隻眼金魚~きみがくれた祈りのキス~

 ミナトさんも、思うところがあるのだろうか。むしゃくしゃした気分だとか。あたしを迎えに行ったらなんか泣かれて、手を振り払われて。頭に来たのかもしれない。……考えすぎか。

 海を見たらあと家に送るよ、とミナトさんが言うので「あとで届けるよ」とミナトさんが止めるのも聞かず、生乾きの服を畳んで持って、とりあえず出掛けることにした。

 車で30分ほど走っただろうか。夜中なので、すれ違うのはトラックが多い。道路は空いていた。
 広い場所へ入って行き、車を駐車し、外へ出た。駐車場だったんだ車からはよく見えなかったけど、降りて足下を見ると白線が引いてある。

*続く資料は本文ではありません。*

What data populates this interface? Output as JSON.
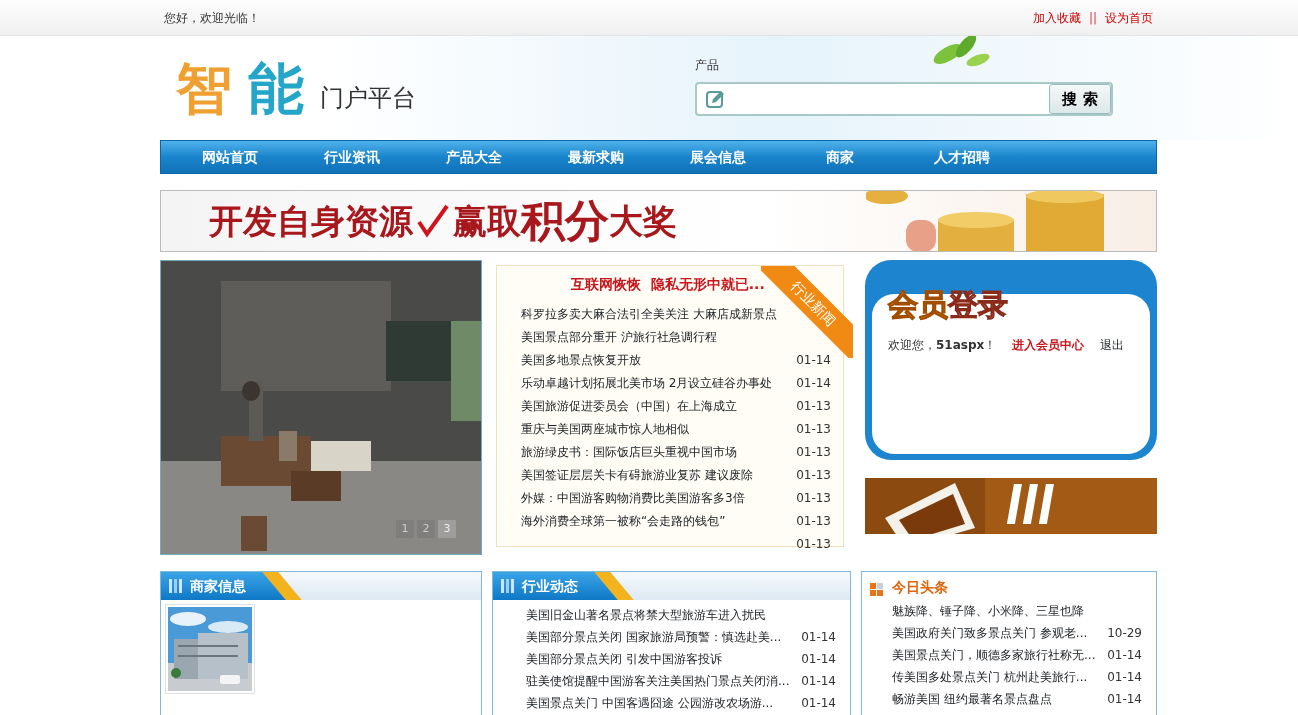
{
  "top_bar": {
    "greeting": "您好，欢迎光临！",
    "links": [
      "加入收藏",
      "设为首页"
    ],
    "separator": "||"
  },
  "logo": {
    "chars": [
      {
        "text": "智",
        "color": "#f0a030"
      },
      {
        "text": "能",
        "color": "#23a6c8"
      }
    ],
    "subtitle": "门户平台"
  },
  "search": {
    "label": "产品",
    "button": "搜 索"
  },
  "nav": [
    "网站首页",
    "行业资讯",
    "产品大全",
    "最新求购",
    "展会信息",
    "商家",
    "人才招聘"
  ],
  "banner": {
    "segments": [
      {
        "text": "开发自身资源",
        "emphasis": false
      },
      {
        "text": "赢取",
        "emphasis": false
      },
      {
        "text": "积分",
        "emphasis": true
      },
      {
        "text": "大奖",
        "emphasis": false
      }
    ]
  },
  "slideshow": {
    "pager": [
      {
        "label": "1",
        "selected": false
      },
      {
        "label": "2",
        "selected": false
      },
      {
        "label": "3",
        "selected": true
      }
    ]
  },
  "news": {
    "ribbon": "行业新闻",
    "headline": "互联网恢恢  隐私无形中就已...",
    "rows": [
      {
        "title": "科罗拉多卖大麻合法引全美关注 大麻店成新景点"
      },
      {
        "title": "美国景点部分重开 沪旅行社急调行程"
      },
      {
        "title": "美国多地景点恢复开放",
        "date": "01-14"
      },
      {
        "title": "乐动卓越计划拓展北美市场 2月设立硅谷办事处",
        "date": "01-14"
      },
      {
        "title": "美国旅游促进委员会（中国）在上海成立",
        "date": "01-13"
      },
      {
        "title": "重庆与美国两座城市惊人地相似",
        "date": "01-13"
      },
      {
        "title": "旅游绿皮书：国际饭店巨头重视中国市场",
        "date": "01-13"
      },
      {
        "title": "美国签证层层关卡有碍旅游业复苏 建议废除",
        "date": "01-13"
      },
      {
        "title": "外媒：中国游客购物消费比美国游客多3倍",
        "date": "01-13"
      },
      {
        "title": "海外消费全球第一被称“会走路的钱包”",
        "date": "01-13"
      },
      {
        "date": "01-13"
      }
    ]
  },
  "member": {
    "title_parts": [
      {
        "text": "会员",
        "kind": "solid"
      },
      {
        "text": "登录",
        "kind": "outline"
      }
    ],
    "welcome": "欢迎您，**51aspx**！",
    "center_link": "进入会员中心",
    "logout": "退出"
  },
  "merchants": {
    "title": "商家信息"
  },
  "industry": {
    "title": "行业动态",
    "items": [
      {
        "title": "美国旧金山著名景点将禁大型旅游车进入扰民"
      },
      {
        "title": "美国部分景点关闭 国家旅游局预警：慎选赴美...",
        "date": "01-14"
      },
      {
        "title": "美国部分景点关闭 引发中国游客投诉",
        "date": "01-14"
      },
      {
        "title": "驻美使馆提醒中国游客关注美国热门景点关闭消...",
        "date": "01-14"
      },
      {
        "title": "美国景点关门 中国客遇囧途 公园游改农场游...",
        "date": "01-14"
      }
    ]
  },
  "headlines": {
    "title": "今日头条",
    "items": [
      {
        "title": "魅族降、锤子降、小米降、三星也降"
      },
      {
        "title": "美国政府关门致多景点关门 参观老...",
        "date": "10-29"
      },
      {
        "title": "美国景点关门，顺德多家旅行社称无...",
        "date": "01-14"
      },
      {
        "title": "传美国多处景点关门 杭州赴美旅行...",
        "date": "01-14"
      },
      {
        "title": "畅游美国 纽约最著名景点盘点",
        "date": "01-14"
      }
    ]
  }
}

 ここへ来るまでに雨は止んで、驚いたことに月まで出ていた。風が冷たいけれど、とても綺麗な海だった。月明かりは海面に映って、キラキラしていた。

「きれい」

 ここは太平洋に面した港。仙台新港。波の音が聞こえる。コンクリートの足場を端まで行くと、すぐ下は海だ。ちょっと先に大きな船が停泊していた。あれはなんの船なんだろう。船に詳しくないからよくは分からないけれど。

「綺麗だな」

「うん」

 暗い海を見ながら、考える。
 あたしは、どうするべきか。あたしは、どうしたいのか。まだ全然、分からない。答えなんか出ない。